The 112-year-old 6th Hauraki Battalion, the battalion of Lord Freyberg and Corporal Willie Apiata, will be under threat of the Defence Ministry carries out a plan to amalgamate the Haurakis with the 3rd Auckland and Northland Battalion.
The Haurakis would be trimmed down to a 130-strong company of soldiers within a new battalion called the 3/6 Battalion of the Royal New Zealand Infantry Regiment.
The plan has sparked concern in the region that even though the Hauraki Battalion would retain its colours and identity, an Auckland-based command structure would lead to a decline in people joining the territorials and defence force cadets.
Tony Young of the New Zealand Cadet Forces said an amalgamation, with the loss of command and control, would leave the Bay of Plenty and Waikato regions without any major military establishment.
Mr Young said he was speaking as a civilian rather than as a squadron leader with the Air Training Crop, which uses the Army Hall in 11th Ave,
He said the loss of a strong and established base risked a slower response time in civil defence emergencies, such as when Hauraki soldiers "hit the ground running" within two hours of an emergency being declared for Tauranga's devastating 2005 storm.
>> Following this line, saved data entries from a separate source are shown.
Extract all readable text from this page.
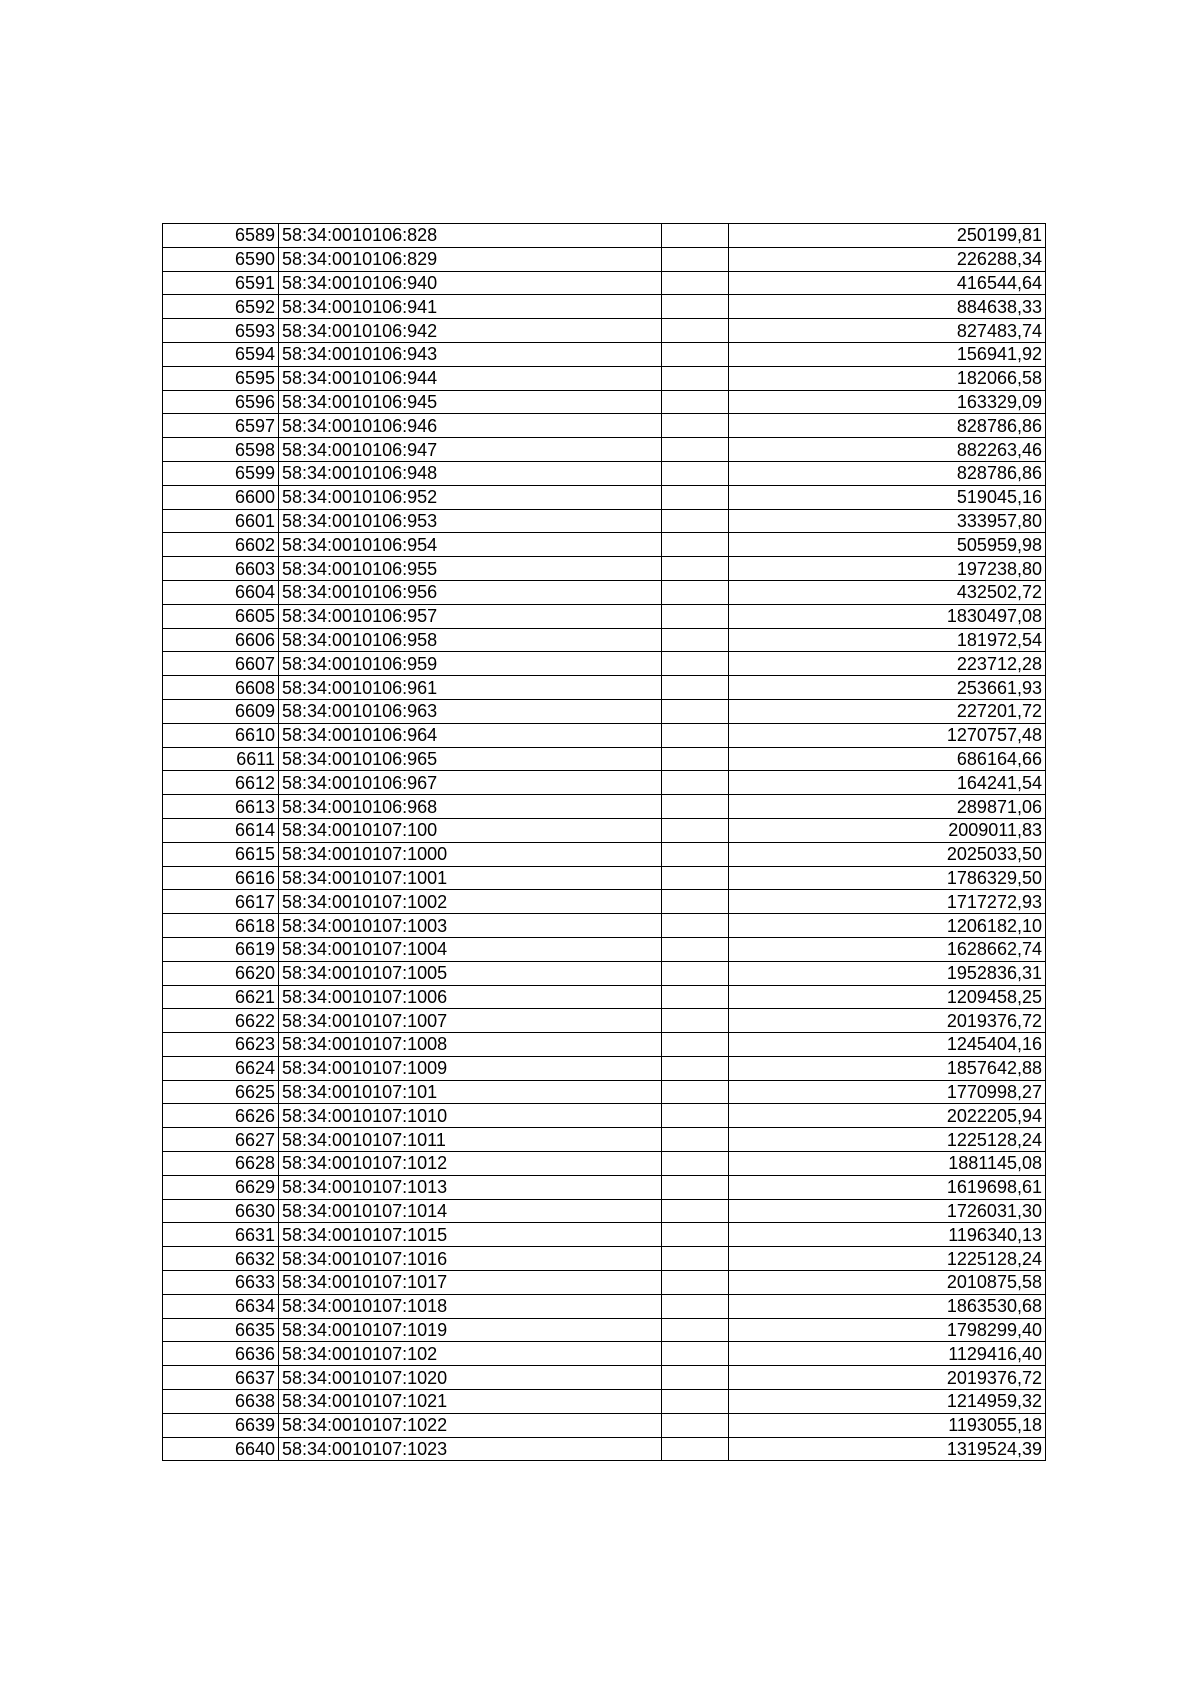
6589	58:34:0010106:828		250199,81
6590	58:34:0010106:829		226288,34
6591	58:34:0010106:940		416544,64
6592	58:34:0010106:941		884638,33
6593	58:34:0010106:942		827483,74
6594	58:34:0010106:943		156941,92
6595	58:34:0010106:944		182066,58
6596	58:34:0010106:945		163329,09
6597	58:34:0010106:946		828786,86
6598	58:34:0010106:947		882263,46
6599	58:34:0010106:948		828786,86
6600	58:34:0010106:952		519045,16
6601	58:34:0010106:953		333957,80
6602	58:34:0010106:954		505959,98
6603	58:34:0010106:955		197238,80
6604	58:34:0010106:956		432502,72
6605	58:34:0010106:957		1830497,08
6606	58:34:0010106:958		181972,54
6607	58:34:0010106:959		223712,28
6608	58:34:0010106:961		253661,93
6609	58:34:0010106:963		227201,72
6610	58:34:0010106:964		1270757,48
6611	58:34:0010106:965		686164,66
6612	58:34:0010106:967		164241,54
6613	58:34:0010106:968		289871,06
6614	58:34:0010107:100		2009011,83
6615	58:34:0010107:1000		2025033,50
6616	58:34:0010107:1001		1786329,50
6617	58:34:0010107:1002		1717272,93
6618	58:34:0010107:1003		1206182,10
6619	58:34:0010107:1004		1628662,74
6620	58:34:0010107:1005		1952836,31
6621	58:34:0010107:1006		1209458,25
6622	58:34:0010107:1007		2019376,72
6623	58:34:0010107:1008		1245404,16
6624	58:34:0010107:1009		1857642,88
6625	58:34:0010107:101		1770998,27
6626	58:34:0010107:1010		2022205,94
6627	58:34:0010107:1011		1225128,24
6628	58:34:0010107:1012		1881145,08
6629	58:34:0010107:1013		1619698,61
6630	58:34:0010107:1014		1726031,30
6631	58:34:0010107:1015		1196340,13
6632	58:34:0010107:1016		1225128,24
6633	58:34:0010107:1017		2010875,58
6634	58:34:0010107:1018		1863530,68
6635	58:34:0010107:1019		1798299,40
6636	58:34:0010107:102		1129416,40
6637	58:34:0010107:1020		2019376,72
6638	58:34:0010107:1021		1214959,32
6639	58:34:0010107:1022		1193055,18
6640	58:34:0010107:1023		1319524,39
The Hauraki Battalion also supplied headquarters and logistical support for the Rena disaster.
Hauraki Association president Des Anderson put it bluntly: "We don't like the idea."
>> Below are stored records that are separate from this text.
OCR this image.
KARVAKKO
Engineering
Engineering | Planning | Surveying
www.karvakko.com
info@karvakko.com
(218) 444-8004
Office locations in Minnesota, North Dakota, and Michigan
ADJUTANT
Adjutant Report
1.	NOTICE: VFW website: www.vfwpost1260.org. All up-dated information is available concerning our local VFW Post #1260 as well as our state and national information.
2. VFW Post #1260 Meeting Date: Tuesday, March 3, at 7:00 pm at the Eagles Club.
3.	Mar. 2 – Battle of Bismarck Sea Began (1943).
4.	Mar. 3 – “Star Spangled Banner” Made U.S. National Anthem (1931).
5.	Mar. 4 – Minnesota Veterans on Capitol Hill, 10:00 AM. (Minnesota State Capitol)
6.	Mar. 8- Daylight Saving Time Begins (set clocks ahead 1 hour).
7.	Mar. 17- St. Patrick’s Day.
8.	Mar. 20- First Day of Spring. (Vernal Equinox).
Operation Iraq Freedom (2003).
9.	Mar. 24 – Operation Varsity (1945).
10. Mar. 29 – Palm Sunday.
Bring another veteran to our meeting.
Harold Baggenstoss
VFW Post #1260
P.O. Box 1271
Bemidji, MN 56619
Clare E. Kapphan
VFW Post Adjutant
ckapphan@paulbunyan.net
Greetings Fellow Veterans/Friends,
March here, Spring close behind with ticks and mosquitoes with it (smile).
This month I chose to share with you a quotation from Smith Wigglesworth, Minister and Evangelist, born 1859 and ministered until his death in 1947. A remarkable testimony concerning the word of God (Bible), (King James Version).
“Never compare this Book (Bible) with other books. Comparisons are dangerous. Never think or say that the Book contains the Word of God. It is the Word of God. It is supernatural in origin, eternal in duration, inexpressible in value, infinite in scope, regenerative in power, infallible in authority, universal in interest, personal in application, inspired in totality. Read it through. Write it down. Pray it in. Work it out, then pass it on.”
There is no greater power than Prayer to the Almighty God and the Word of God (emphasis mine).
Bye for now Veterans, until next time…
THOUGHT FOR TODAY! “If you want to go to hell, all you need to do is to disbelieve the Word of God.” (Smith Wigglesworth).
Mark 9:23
Experience had shown where the army closed its halls and reduced its presence, territorial soldiers no longer related to the new environment and recruitment dropped, Mr Anderson said.
"Slowly the Haurakis will start losing out."
A former commanding officer of the battalion, Lieutenant Colonel Warren Banks, said the Hauraki battalion was unique among New Zealand's territorial units for having never amalgamated, tracing its history directly back to its formation in 1898.
It was one of the few army units in the world to have never amalgamated.
He said the Haurakis was all about family, both in the regimental sense and in the way that generations of Bay families had served as territorials.
"It is ours and it is what we are proud of.
"The uniqueness of the battalion is what we treasure the most."
Colonel Banks estimated the number of full-time regular force soldiers with the battalion could drop by a third to about three personnel while the three or four civilian staff at the Army Hall could lose their jobs.
He was optimistic that the Minister of Defence Jonathan Coleman would not close the hall because of its importance to the Haurakis and as a venue for many other uniformed organisations.
A letter to Dr Coleman from six former commanding officers and senior NCOs said the future of the Territorial Force was being placed in jeopardy by the army reorganisation - including halving the number of territorial force units to three.
The letter said the Haurakis were not only a good recruitment avenue to the regular force but sponsored a number of cadet units that were an integral part of the community.
"The future of these units is also being jeopardised," the letter said.
Dr Coleman replied that retaining the Haurakis as a separate unit would be unlikely under the proposed reorganisation which was intended to more efficiently align territorial units with their regular force counterparts.
"I understand your concern that a reduction in numbers would restrict the ability of the Territorial Force to produce high-calibre officers, NCOs and soldiers. Please be assured that there is no proposed reduction in Territorial Force numbers."
Mr Coleman said "regional representative responsibilities" would help ensure the history of the Hauraki Battalion was maintained.